Это беспощадные стены: отсюда редко выходят те, кого болезнь ухватила своими щупальцами.

«Сумасшедший дом», — слышал Скала в детстве. Потом этот дом стали называть психиатрической больницей. Сейчас он называется… — Скала задумался, вспоминая —…кажется, санаторий для душевнобольных? Дом стоит на краю города, только бедные рабочие домики встречаются по пути к нему. Богачи строили свои виллы подальше отсюда.

Санаторий для душевнобольных…

Иржи Скала стоит у окна просторного вестибюля и задумчиво глядит на газоны, прорезанные песчаными дорожками. Думал ли он когда-нибудь, что попадет сюда, на эту окраину, думал ли, что окажется в этих стенах?
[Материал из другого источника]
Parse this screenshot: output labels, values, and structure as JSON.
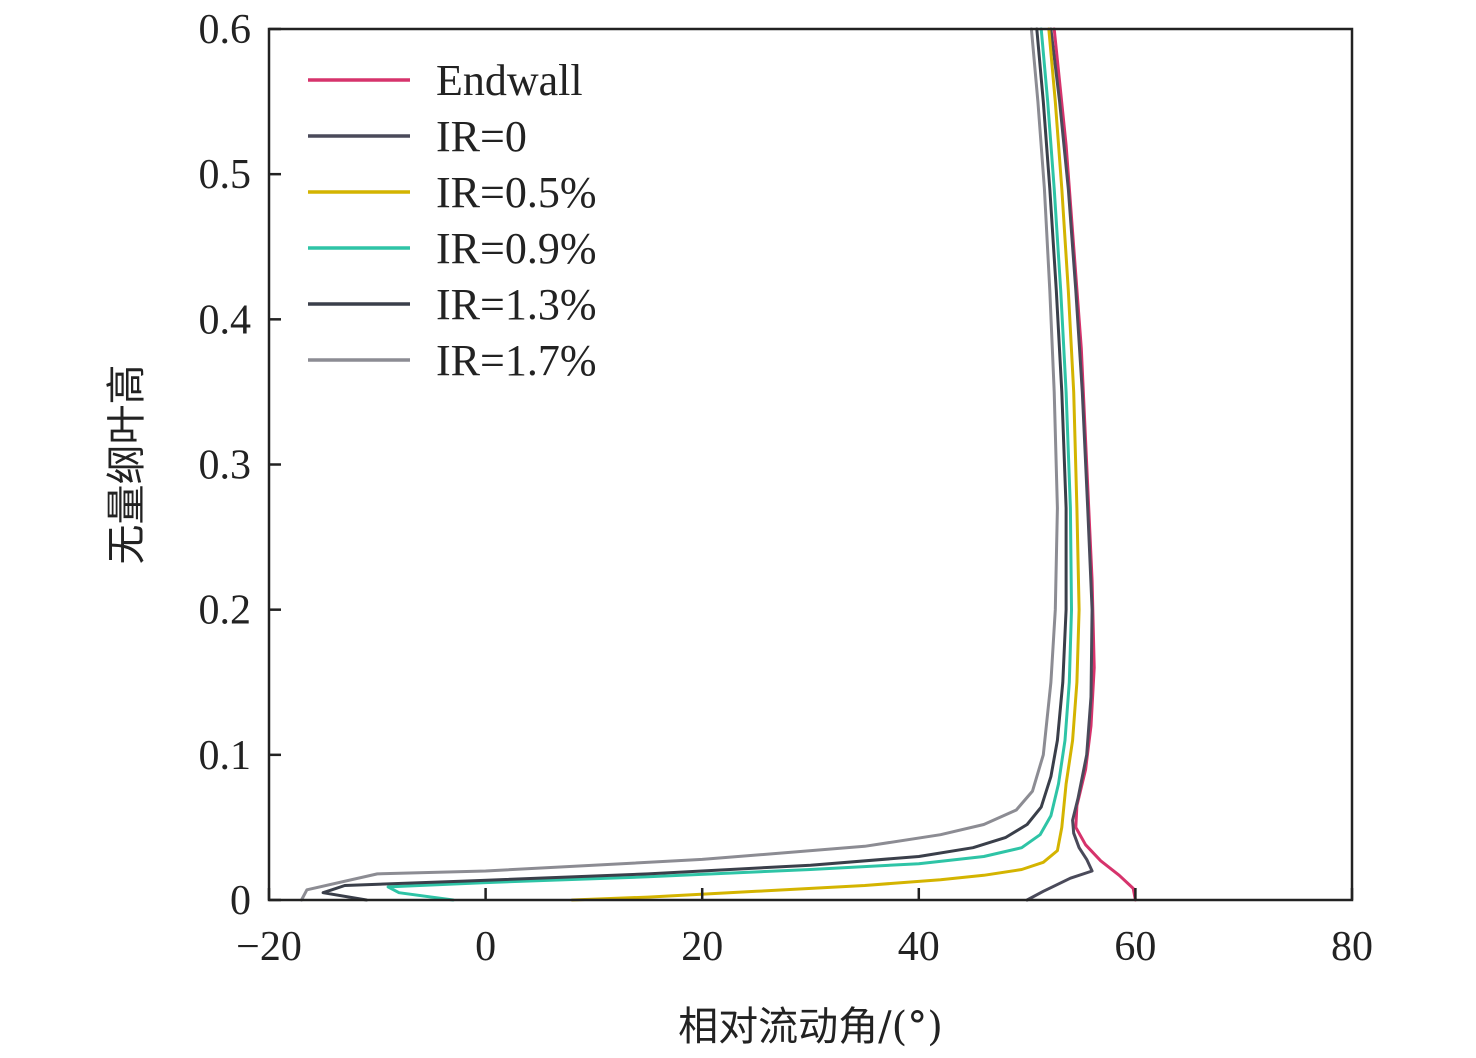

Широкие белые двери распахиваются, и в светлом прямоугольнике появляется мужская фигура в белом халате. Этого человека знают многие. Это он воспитал сотни студентов, которые до сих пор любят его, исцелил сотни больных, вспоминающих о нем с благодарностью. Это он написал десятки поэм, принесших радость тысячам человеческих сердец. Врач и поэт.

Скала проходит в широкие двери, садится на хромированный стул у профессорского стола. «Это лицо не меняется, — думает он, — как не изменилось и философское спокойствие профессора». Просто не замечаешь, что углубились морщины и седина посеребрила волосы. За золотыми очками в глазах профессора, живых и умных, искрится неистребимая молодость.

Сколько лет тому назад Иржи Скала по просьбе профессора «катал» его в истребителе? После крутых подъемов, пике, штопоров и переворотов через крыло профессор вылез из самолета бледный, измученный, но лицо его было по-прежнему спокойно, когда он сказал:

— Ну и адская у вас профессия. Жаль, что вам не довелось применить свое замечательное умение…

Это происходило вскоре после Мюнхена. Командиром авиаполка, где служил Скала, назначили молодого полковника, у которого было две страсти — авиация и искусство. Недели через две он уже знал в полку всех мало-мальски способных пилотов и бортмехаников, а в городе — всех сколько-нибудь известных людей искусства. Словно прожил здесь не один год.

Он погиб под топором фашистского палача. Ему-то Скала и обязан знакомством с профессором.

…Профессор молчит и пристально смотрит в лицо гостя. Но этот взгляд не смущает и не обижает Скалу. «Вот видишь, — говорит себе профессор, — скольким молодым людям ты завидовал, когда у тебя, жадно вкушавшего жизнь, годы оставили морщины на лице. Этому летчику ты завидовал тоже. Тогда, в самолете, ты украдкой глядел на его красивый, четкий профиль и завидовал и свежести этого лица, и спокойствию, с которым молодой человек ведет самолет. И ты боялся, как бы он не заметил, что тебе не только страшно, но и завидно…»

— Пути судьбы неисповедимы, — вполголоса говорит профессор.

Скала пристально смотрит на него.

— Вы имеете в виду мою жену? — тоже тихо спрашивает он.

— Я имею в виду всех, друг мой. Ее, вас, себя и вот его…

Суховатой старческой рукой профессор указывает на невысокий книжный шкаф, занимающий всю стену. На нем среди безделушек стоят несколько фотографий в рамках. На одной из них — улыбающееся лицо офицера в летной форме.